Tropical Food Guide – Flakes
Tropical Food Guide – Flakes
There are many quality brands available and in addition to the standard flake, there are different types such as crisps, color enhancing flakes or vegetable flakes for herbivores.
Most flakes will float for a few minutes, allowing surface-feeding fish to eat, and gradually sink, allowing mid-water fish to feed. M ost aquarists feed flakes as their main feed, supplementing with other types to provide variety and meet the needs of certain species that require specialized feeds.
Micro-pellets, pellets and granules like Tetra Color Tropical Granules tend to sink slowly through the water column, allowing a variety of different fish to feed at different depths.
These provide a great nutritious alternative to flakes and are generally easily accepted by most community fish. There are also pellets formulated specifically for catfish, loaches, and other bottom dwellers. These sink into the substrate immediately and are essential for the sustenance of these fish that inhabit the lower reaches of the aquarium.
These fish should never be considered a ‘cleaning crew’ and are left to clean up uneaten food, but they still need a proper diet in their own right to thrive.
Invertebrates like shrimp and snails also enjoy most pellet foods. Also, pellets and granules are often the best feeds to use in automatic fish feeders because, unlike flakes, they tend not to clog in a humid environment.
Tablets and wafers are larger foods that are adapted to many bottom-dwelling species. These sinking foods will fall rapidly through the water column and be too large for most tall and medium fish to consume at one time on the way down, giving catfish and loach residing on the substrate a better chance of feeding.

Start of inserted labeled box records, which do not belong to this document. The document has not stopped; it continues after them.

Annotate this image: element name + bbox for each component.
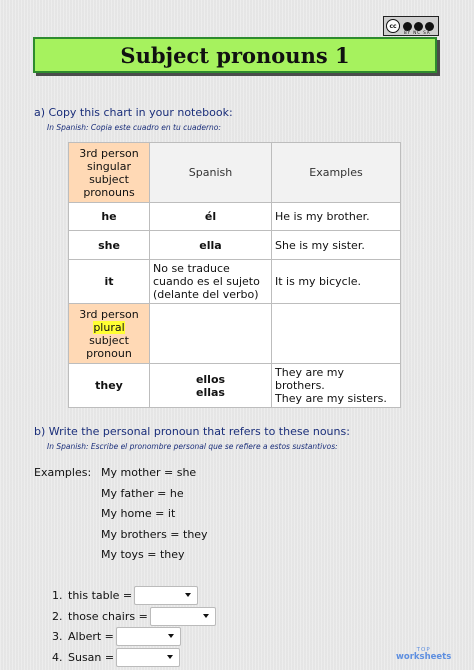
section-a-heading: a) Copy this chart in your notebook: xyxy=(34,106,233,119)
question-number: 3. xyxy=(52,630,63,643)
example-line: My brothers = they xyxy=(101,528,208,541)
page-title: Subject pronouns 1 xyxy=(120,42,350,68)
pronoun-es: él xyxy=(150,203,272,231)
example-line: My mother = she xyxy=(101,466,197,479)
chevron-down-icon xyxy=(168,634,174,638)
answer-dropdown[interactable] xyxy=(116,627,181,646)
pronoun-en: he xyxy=(69,203,150,231)
pronoun-example: They are my brothers. They are my sisters. xyxy=(272,364,401,408)
highlighted-plural: plural xyxy=(93,320,125,334)
pronoun-chart xyxy=(68,142,401,408)
question-number: 4. xyxy=(52,651,63,664)
empty-cell xyxy=(150,304,272,364)
question-item xyxy=(52,586,198,605)
answer-dropdown[interactable] xyxy=(116,648,180,667)
example-line: My home = it xyxy=(101,507,176,520)
empty-cell xyxy=(272,304,401,364)
pronoun-en: it xyxy=(69,260,150,304)
section-b-subheading: In Spanish: Escribe el pronombre personal que se refiere a estos sustantivos: xyxy=(47,442,338,451)
title-banner xyxy=(33,37,437,73)
chevron-down-icon xyxy=(203,614,209,618)
table-row xyxy=(69,260,401,304)
pronoun-en: they xyxy=(69,364,150,408)
chart-header-plural: 3rd person plural subject pronoun xyxy=(69,304,150,364)
table-row xyxy=(69,231,401,260)
table-row xyxy=(69,364,401,408)
example-line: My toys = they xyxy=(101,548,185,561)
answer-dropdown[interactable] xyxy=(134,586,198,605)
question-number: 1. xyxy=(52,589,63,602)
answer-dropdown[interactable] xyxy=(150,607,216,626)
chart-header-singular: 3rd person singular subject pronouns xyxy=(69,143,150,203)
chart-header-spanish: Spanish xyxy=(150,143,272,203)
table-row xyxy=(69,203,401,231)
question-number: 2. xyxy=(52,610,63,623)
license-text: BY NC SA xyxy=(404,30,431,35)
pronoun-es-note: No se traduce cuando es el sujeto (delante del verbo) xyxy=(150,260,272,304)
pronoun-es: ella xyxy=(150,231,272,260)
question-text: Susan = xyxy=(68,651,115,664)
question-item xyxy=(52,627,181,646)
topworksheets-logo: TOP worksheets xyxy=(396,647,452,662)
question-item xyxy=(52,648,180,667)
question-text: this table = xyxy=(68,589,133,602)
pronoun-example: It is my bicycle. xyxy=(272,260,401,304)
cc-license-icon: cc BY NC SA xyxy=(383,16,439,36)
section-a-subheading: In Spanish: Copia este cuadro en tu cuaderno: xyxy=(47,123,221,132)
example-line: My father = he xyxy=(101,487,184,500)
pronoun-es: ellos ellas xyxy=(150,364,272,408)
pronoun-example: She is my sister. xyxy=(272,231,401,260)
section-b-heading: b) Write the personal pronoun that refers to these nouns: xyxy=(34,425,350,438)
examples-label: Examples: xyxy=(34,466,92,479)
chevron-down-icon xyxy=(167,655,173,659)
question-item xyxy=(52,607,216,626)
chart-header-examples: Examples xyxy=(272,143,401,203)
question-text: those chairs = xyxy=(68,610,148,623)
pronoun-en: she xyxy=(69,231,150,260)
pronoun-example: He is my brother. xyxy=(272,203,401,231)
chevron-down-icon xyxy=(185,593,191,597)
question-text: Albert = xyxy=(68,630,114,643)
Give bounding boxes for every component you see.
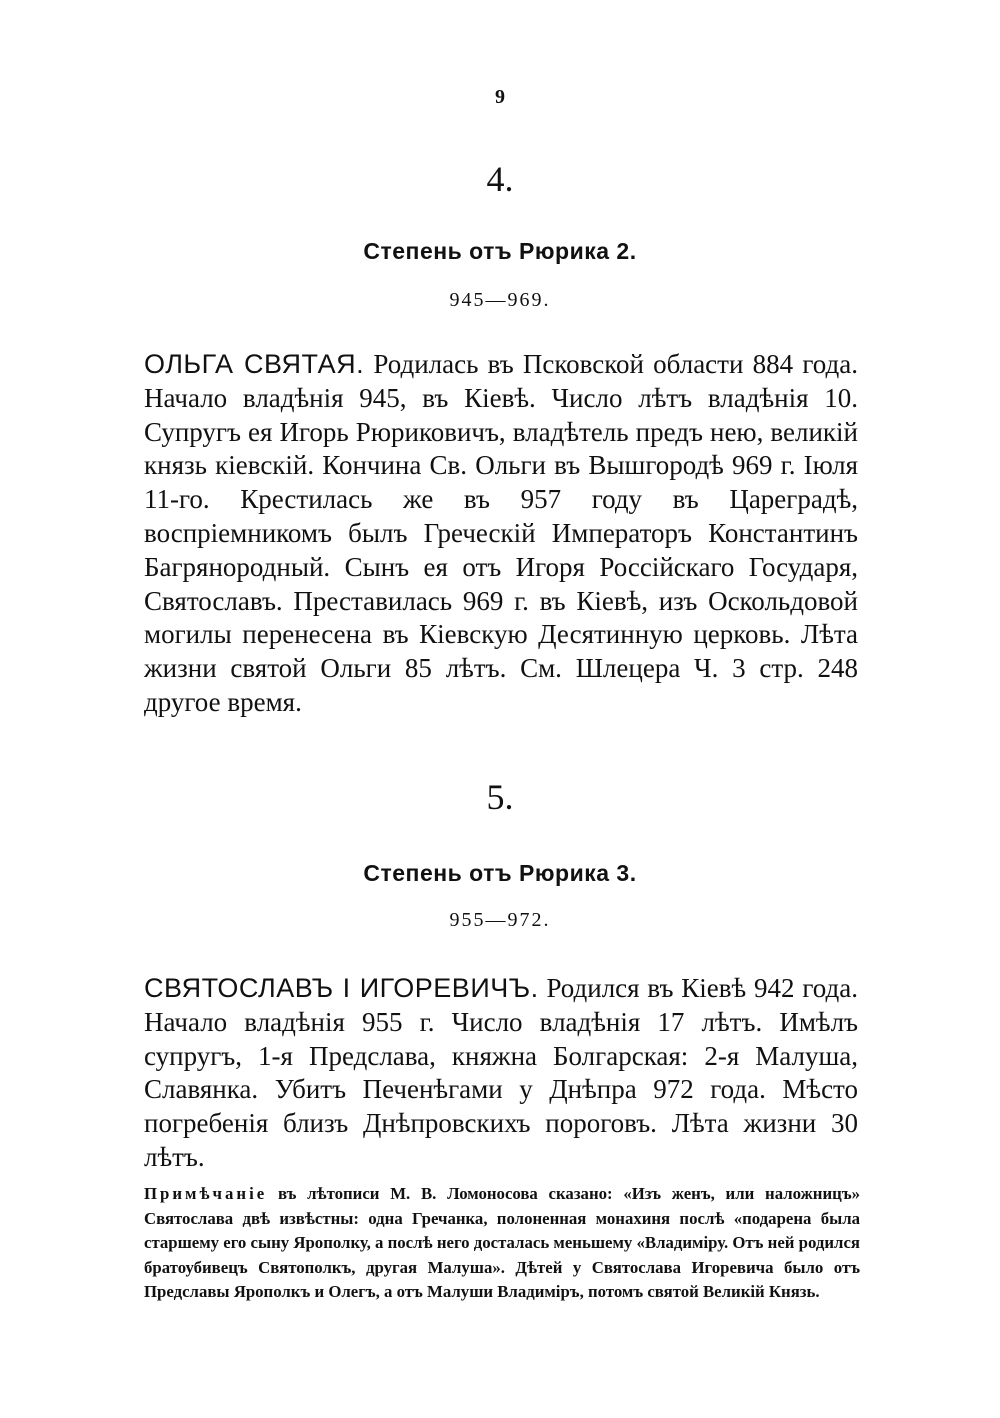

Many of the wafer types are algae-based for herbivores and omnivores that enjoy scratching up their food as they eat, allowing them to feed slowly over a longer period of time, as they would in the wild. Multiple food tablets can also be pressed against the glass, allowing the fish to be in full view while feeding, a sneaky way to check that all the fish look healthy.
Floating sticks are enjoyed by larger fish, for example some of the Central and South American cichlid species, providing them with a much more substantial meal for their size.